En el presente caso, no queda acreditado, ni se desprende de lo actuado y de la prueba practicada en el juicio, la concurrencia de engaño en la conducta del acusado, al tiempo de contratar con la querellante; ni la existencia de un verdadero dolo penal ya ab initio de incumplimiento de las obligaciones contractuales asumidas frente a la querellante.

Como resaltó el Ministerio Fiscal en su informe oral tras la práctica de la prueba en el plenario, resulta difícil apreciar ese dolo penal o voluntad inicial de engaño que requiere, para su comisión, el delito de estafa, cuando, como en el presente caso, se incluye en el contrato, resaltada en negrita, la advertencia de que la vendedora no es la al tiempo propietaria de los vehículos objeto del contrato, y que se está tramitando la cancelación de las cargas y embargos existentes (véase contrato aportado como documento 1 de la querella, folios 6 y 7 de las actuaciones); y cuando, según resultó testificalmente acreditado, y reconoció la propia parte querellante, el acusado, ante la tardanza en poder disponer de los bienes, ofreció dar por resuelto el contrato y devolver el dinero percibido a la acusadora particular, lo que así hizo aquél respecto de la mitad del dinero recibido.
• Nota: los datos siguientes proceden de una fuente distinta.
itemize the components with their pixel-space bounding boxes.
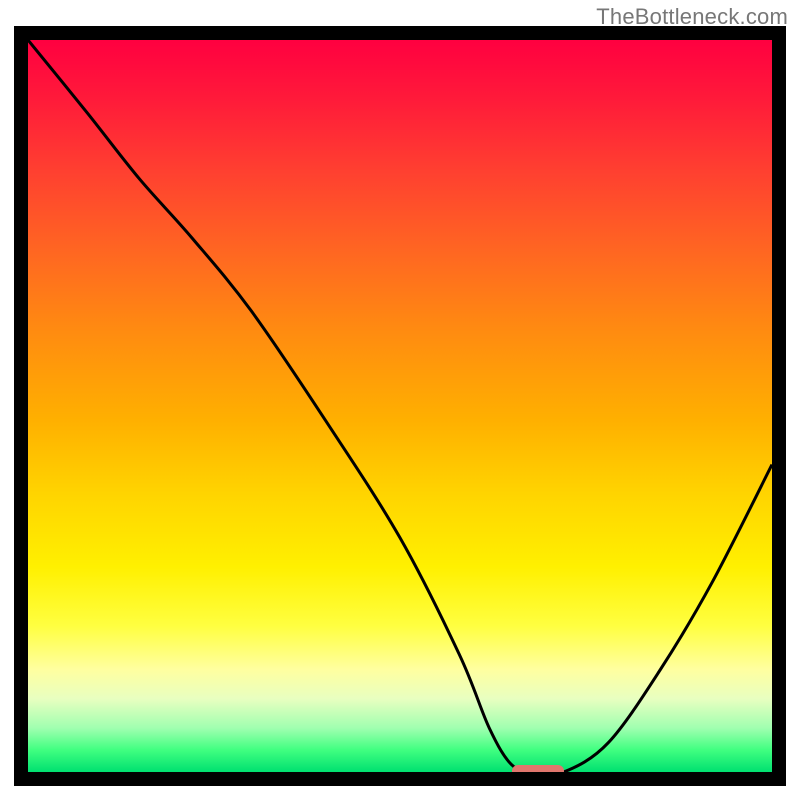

Tampoco pudiendo entenderse constitutiva de un delito de estafa la entrega por el acusado de un pagaré, que no pudo ser cobrado por incorriente (véanse folios 107, 108 y 122), pues, como también recordó el Ministerio Fiscal en su informe oral en el plenario, dicha entrega no motivó un acto de disposición por la querellante, que es otro de los requisitos que precisa para su comisión el delito de estafa; ni constitutiva de un delito doloso, de apropiación indebida, la no devolución por el acusado del 50 % remanente del dinero pagado por la querellante, a causa, según manifestó el acusado, de su mala situación económica.

En definitiva, descartada la comisión de los delitos objeto de acusación por los motivos ya expuestos, y no habiéndose desvirtuado en el presente caso, por prueba de cargo bastante, la presunción de inocencia que por mandato constitucional ampara a todo acusado, el pronunciamiento a efectuar respecto de tales imputaciones de delito deberá ser absolutorio.



SEGUNDO.- No recayendo condena, deberán declararse de oficio las costas que el procedimiento origine, a tenor de lo dispuesto en los artículos 239 y 240 de la Ley de Enjuiciamiento Criminal .

VISTOS los preceptos legales citados, sus concordantes, y demás normativa de general y pertinente aplicación,

Fallo

Que debemos absolver y absolvemos libremente a Carlos Daniel y a Rescates Jiennenses, S.L., de los delitos de estafa y de apropiación indebida de que venían acusados en esta causa, declarando de oficio las costas del presente procedimiento.

Firme que sea esta resolución, cancélense cuantas trabas y embargos se hubieran practicado en la causa, y en sus piezas o ramos.

Contra esta resolución puede interponerse recurso de casación, en el plazo de cinco días hábiles, a contar desde el siguiente, inclusive, al de la última notificación practicada de la misma.

Así, por ésta nuestra Sentencia, lo pronunciamos, mandamos y firmamos.